Datafolha informa que Serra vive a crise dos 30
Para o paulistano, José Serra é um livro aberto. Praticamente 100% dos eleitores da cidade de São Paulo declaram conhecê-lo. Natural. Já foi lido e relido em quase todos os capítulos que um político pode escrever. Sua biografia mistura Legislativo e Executivo. A Câmara, o Senado, dois ministérios, a prefeitura, o governo do Estado.
Recém-saído da vitrine presidencial, Serra encontra-se mergulhado em sua oitiva eleição majoritária. Cavalga um partido cuja hegemonia estadual está na bica de completar aniversário de 20 anos. Com tudo isso, Serra frequenta as últimas quatro sondagens do Datafolha em posição paradoxal.
Serra lidera as pesquisas. Mas não encontra nas planilhas nenhuma razão para comemorarações. Estacionou na casa dos 30%. Para quem já foi quase tudo, é pouco, muito pouco, pouquíssimo.

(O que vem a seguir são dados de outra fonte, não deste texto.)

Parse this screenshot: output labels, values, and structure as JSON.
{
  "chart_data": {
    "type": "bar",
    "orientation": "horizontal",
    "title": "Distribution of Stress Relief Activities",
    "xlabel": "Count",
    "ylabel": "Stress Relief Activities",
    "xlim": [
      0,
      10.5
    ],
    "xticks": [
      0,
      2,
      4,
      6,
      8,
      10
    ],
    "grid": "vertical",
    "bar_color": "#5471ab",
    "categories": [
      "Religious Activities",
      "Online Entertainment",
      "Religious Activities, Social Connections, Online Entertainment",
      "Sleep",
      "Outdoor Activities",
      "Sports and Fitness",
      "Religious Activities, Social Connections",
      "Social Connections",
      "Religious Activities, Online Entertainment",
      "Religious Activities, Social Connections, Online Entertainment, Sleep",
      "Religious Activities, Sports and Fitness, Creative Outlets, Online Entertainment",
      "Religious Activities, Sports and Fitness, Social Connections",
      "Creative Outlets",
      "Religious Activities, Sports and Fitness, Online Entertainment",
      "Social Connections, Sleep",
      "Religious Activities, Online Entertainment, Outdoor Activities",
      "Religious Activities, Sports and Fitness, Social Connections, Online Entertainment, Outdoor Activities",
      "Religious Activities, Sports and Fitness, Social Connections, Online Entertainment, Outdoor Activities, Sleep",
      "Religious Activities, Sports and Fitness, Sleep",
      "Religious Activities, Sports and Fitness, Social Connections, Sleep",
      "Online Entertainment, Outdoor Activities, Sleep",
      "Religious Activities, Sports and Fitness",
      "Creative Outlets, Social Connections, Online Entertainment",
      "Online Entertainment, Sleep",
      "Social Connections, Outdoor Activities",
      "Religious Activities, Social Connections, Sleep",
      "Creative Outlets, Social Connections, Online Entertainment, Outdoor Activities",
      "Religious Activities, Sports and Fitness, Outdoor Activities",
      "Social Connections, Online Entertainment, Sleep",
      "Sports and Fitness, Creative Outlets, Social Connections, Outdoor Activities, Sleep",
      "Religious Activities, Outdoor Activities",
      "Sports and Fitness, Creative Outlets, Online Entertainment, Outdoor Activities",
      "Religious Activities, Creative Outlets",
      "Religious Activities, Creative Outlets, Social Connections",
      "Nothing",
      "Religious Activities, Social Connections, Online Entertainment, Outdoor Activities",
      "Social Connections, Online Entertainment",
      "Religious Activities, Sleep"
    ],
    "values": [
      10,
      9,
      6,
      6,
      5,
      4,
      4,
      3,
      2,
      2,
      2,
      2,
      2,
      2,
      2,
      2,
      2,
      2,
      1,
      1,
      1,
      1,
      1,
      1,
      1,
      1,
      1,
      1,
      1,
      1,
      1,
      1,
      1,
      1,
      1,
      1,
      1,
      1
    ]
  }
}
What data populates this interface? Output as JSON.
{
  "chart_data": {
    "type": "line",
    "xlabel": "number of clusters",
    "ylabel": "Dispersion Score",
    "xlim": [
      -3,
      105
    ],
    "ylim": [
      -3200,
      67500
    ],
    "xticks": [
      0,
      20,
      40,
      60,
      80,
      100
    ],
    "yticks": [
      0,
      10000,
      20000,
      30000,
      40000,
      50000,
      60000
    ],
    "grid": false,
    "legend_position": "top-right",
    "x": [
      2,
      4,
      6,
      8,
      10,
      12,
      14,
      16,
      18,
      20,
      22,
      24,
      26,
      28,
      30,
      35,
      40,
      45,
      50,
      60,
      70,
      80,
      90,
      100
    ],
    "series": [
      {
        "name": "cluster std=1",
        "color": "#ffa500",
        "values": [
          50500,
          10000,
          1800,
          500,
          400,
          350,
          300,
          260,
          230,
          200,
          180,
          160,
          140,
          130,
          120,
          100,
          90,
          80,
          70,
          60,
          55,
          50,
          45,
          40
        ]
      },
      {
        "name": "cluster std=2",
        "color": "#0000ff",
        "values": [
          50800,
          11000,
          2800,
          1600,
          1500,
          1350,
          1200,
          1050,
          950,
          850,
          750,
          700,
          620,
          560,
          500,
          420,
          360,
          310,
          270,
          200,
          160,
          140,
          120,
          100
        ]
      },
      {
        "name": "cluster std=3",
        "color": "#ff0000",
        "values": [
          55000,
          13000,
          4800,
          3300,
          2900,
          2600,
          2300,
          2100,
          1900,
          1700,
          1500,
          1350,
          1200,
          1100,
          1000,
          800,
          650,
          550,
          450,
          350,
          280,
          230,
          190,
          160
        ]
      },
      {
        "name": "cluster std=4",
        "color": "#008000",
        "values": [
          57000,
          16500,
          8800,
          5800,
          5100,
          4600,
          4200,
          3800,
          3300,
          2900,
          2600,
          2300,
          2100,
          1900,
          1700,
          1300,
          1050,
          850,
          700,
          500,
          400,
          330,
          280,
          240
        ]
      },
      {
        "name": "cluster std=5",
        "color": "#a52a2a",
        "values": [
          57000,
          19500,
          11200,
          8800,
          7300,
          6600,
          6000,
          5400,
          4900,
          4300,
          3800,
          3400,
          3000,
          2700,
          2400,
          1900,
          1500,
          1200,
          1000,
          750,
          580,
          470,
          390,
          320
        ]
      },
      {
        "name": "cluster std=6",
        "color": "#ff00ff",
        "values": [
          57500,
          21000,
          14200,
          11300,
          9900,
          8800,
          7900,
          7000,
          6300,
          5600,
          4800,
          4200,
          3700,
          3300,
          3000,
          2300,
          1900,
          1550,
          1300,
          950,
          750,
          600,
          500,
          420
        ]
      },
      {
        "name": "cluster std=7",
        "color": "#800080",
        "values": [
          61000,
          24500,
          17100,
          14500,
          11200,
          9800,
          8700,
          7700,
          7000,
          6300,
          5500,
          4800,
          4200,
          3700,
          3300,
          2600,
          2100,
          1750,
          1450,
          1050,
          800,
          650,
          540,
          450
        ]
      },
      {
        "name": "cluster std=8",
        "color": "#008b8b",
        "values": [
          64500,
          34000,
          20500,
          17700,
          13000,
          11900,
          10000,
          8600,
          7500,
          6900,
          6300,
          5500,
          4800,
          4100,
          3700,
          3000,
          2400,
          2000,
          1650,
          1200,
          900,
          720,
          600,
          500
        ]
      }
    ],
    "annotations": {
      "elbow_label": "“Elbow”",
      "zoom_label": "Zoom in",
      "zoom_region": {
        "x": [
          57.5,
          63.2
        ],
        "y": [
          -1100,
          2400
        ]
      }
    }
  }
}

É como se o eleitor, conhecendo-o de cabo a rabo, gritasse para o candidato tucano: 'A mim é que você não engana'.
Em março, pouco depois prevalecer nas prévias do PSDB, Serra escalara o octógono com cara de Anderson Silva. Deu uma voadora de nove pontos. Dos 21% que o Datafolha lhe atribuíra dois meses antes, saltou para a casa dos 30%. Submetido a adversários com pouca visibilidade e nenhuma passagem por cargos executivos, parecia diante de uma briga fácil.
Desde então, foram às manchetes três pesquisas do Datafolha. Em 17 de junho, Serra cravou os mesmos 30%. Em 27 de junho, a três dias da convenção que o confirmaria como candidato, amealhou 31%. Nesta quinta (19) e na sexta-feira (20), os pesquisadores do instituto voltaram ao meio fio. Na nova sondagem, a primeira depois da temporada de composições de chapas e coligações, Serra aparece, de novo, com 30%.
Serra virou, por assim dizer, uma notícia velha, jornal de ontem. No retrato momentâneo esboçado pelos dados do Datafolha, a novidade é Celso Russomano. Em janeiro, quando Serra tinha 21%, Russomano somava 17%. Foi a 19% em março, amealhou 21% e 24% nas duas rodadas de junho e cravou 26% agora. Quer dizer: estacionado, Serra enxerga o azarão Russomano avançar sobre o seu retrovisor.
Quem conhece de eleições sabe que o jogo de São Paulo está longe de ser jogado. Os principais lances da partida virão junto com a propaganda eletrônica no rádio e, sobretudo, na tevê. Ao volante de um inexpressivo PRB e de uma coligação esquálida com o PTB, Russomano terá de fazer milagre para manter a aparência de candidato competitivo com seus 2 minutos de tevê. Mas está claro que os rivais e a imprensa já não podem ignorá-lo.
Na rabeira do Datafolha, roçando parachoques, embolam-se Fernando Haddad (PT), Soninha Francine (PPS), Gabriel Chalita (PMDB) e Paulinho da Força Sindical (PDT), empatados e empacados num intervalo que varia dos 5% aos 7%. Entre todos, os menos conhecidos são Haddad e Chalita.
O primeiro dispõe de padrinho (Lula), partido e bom tempo de tevê (8 minutos). O outro tem boa lábia, máquina partidária e vitrine eletrônica que, se não é comparável à dos principais antagonistas, tampouco é negligenciável (4min30s). Portanto, seria temerário tratar Haddad e Chalita como cartas fora do baralho.
Assim, considerando-se os números colecionados até aqui pelo Datafolha, esboça-se em São Paulo uma eleição de dois turnos. Serra ainda reúne as condições mínimas para passar ao segundo round. Mas não se revelou, por ora, o favorito que supunha ser. Ao contrário. Potencializa-se a impressão de que Serra tornou-se o candidato mais bem cotado para fazer do rival que disputar com ele o turno final o próximo prefeito de São Paulo.
Serra vive a crise dos 30. Para superá-la, terá de convencer o paulistano de que deseja ardentemente colocar sua experiência a serviço de um município que já governou. Para alguém que rasgou o compromisso de exercer o mandato de prefeito até o fim e sonha diuturnamente com o Planalto, não é tarefa simples. A renitência dos 30% insinua que o eleitor quer virar a página. Para a frente, não para trás. Entre o livro aberto e as incógnitas, o dono do voto flerta com a enganação nova.